During the 1960s and 1970s, Leonard is the first major Irish writer to establish a reputation in television, writing extensively for television including original plays, comedies, thrillers and adaptations of classic novels for British television. He is commissioned by RTÉ to write Insurrection, a 50th anniversary dramatic reconstruction of the Easter Rising of 1916. His Silent Song, adapted for the BBC from a short story by Frank O’Connor, wins the Prix Italia in 1967. He writes the script for the RTÉ adaptation of Strumpet City by James Plunkett.

Three of Leonard’s plays have been presented on Broadway: The Au Pair Man (1973), which stars Charles Durning and Julie Harris, Da (1978) and A Life (1980). Of these, Da, which originates off-off-Broadway at the Hudson Guild theatre before transferring to the Morosco Theatre, is the most successful, running for 20 months and 697 performances, then touring the United States for ten months. It earns Leonard both a Tony Award and a Drama Desk Award for Best Play. It is made into a film in 1988, starring Martin Sheen and Barnard Hughes, who reprises his Tony Award-winning Broadway performance.

Leonard writes two volumes of autobiography, Home Before Night (1979) and Out After Dark (1989).
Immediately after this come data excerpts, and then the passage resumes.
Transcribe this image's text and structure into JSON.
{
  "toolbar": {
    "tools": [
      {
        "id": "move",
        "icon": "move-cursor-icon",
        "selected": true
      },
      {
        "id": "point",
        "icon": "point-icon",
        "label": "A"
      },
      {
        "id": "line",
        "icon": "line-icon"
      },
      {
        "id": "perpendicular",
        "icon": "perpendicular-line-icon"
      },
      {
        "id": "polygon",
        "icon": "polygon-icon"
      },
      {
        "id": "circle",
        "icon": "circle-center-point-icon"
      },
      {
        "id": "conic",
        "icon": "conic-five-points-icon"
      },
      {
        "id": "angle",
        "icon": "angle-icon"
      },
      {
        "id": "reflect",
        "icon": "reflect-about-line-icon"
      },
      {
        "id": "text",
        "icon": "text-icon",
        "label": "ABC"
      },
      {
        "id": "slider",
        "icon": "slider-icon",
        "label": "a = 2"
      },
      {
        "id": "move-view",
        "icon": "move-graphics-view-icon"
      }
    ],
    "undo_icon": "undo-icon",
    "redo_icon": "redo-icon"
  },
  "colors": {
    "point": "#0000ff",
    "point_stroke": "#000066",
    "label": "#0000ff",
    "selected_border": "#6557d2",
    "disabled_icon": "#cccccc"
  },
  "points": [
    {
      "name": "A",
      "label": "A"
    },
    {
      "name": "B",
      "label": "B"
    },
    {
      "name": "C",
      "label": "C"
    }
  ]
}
Some of his essays and journalism are collected in Leonard’s Last Book (1978) and A Peculiar People and Other Foibles (1979). In 1992 the Selected Plays of Hugh Leonard is published. Until 2006 he writes a humorous weekly column, “The Curmudgeon,” for the Irish Sunday Independent newspaper. He has a passion for cats and restaurants, and an abhorrence of broadcaster Gay Byrne.

Even after retiring as a Sunday Independent columnist, Leonard displays an acerbic humour. In an interview with Brendan O’Connor, he is asked if it galls him that Gay Byrne is now writing his old column. His reply is, “It would gall me more if he was any good at it.” He is a patron of the Dublin Theatre Festival.

In 1994, Leonard appears in a televised interview with Gerry Adams, president of Sinn Féin, an Irish political party associated with the Provisional Irish Republican Army. He has long been an opponent of political violence and a critic of the IRA. However, on the show and afterwards he is criticised for being “sanctimonious and theatrical” towards Adams. At one point he refers to Sinn Féin as “dogs.”

Hugh Leonard – Odd Man In, a film on his life and work is shown on RTÉ in March 2009. Leonard’s final play, Magicality, is not performed during his lifetime. A rehearsed reading of the second act is staged at the Dalkey Castle and Heritage Centre in June 2012.

Hugh Leonard dies after a long illness on February 12, 2009 in his hometown of Dalkey at the age of 82, leaving €1.5 million in his will.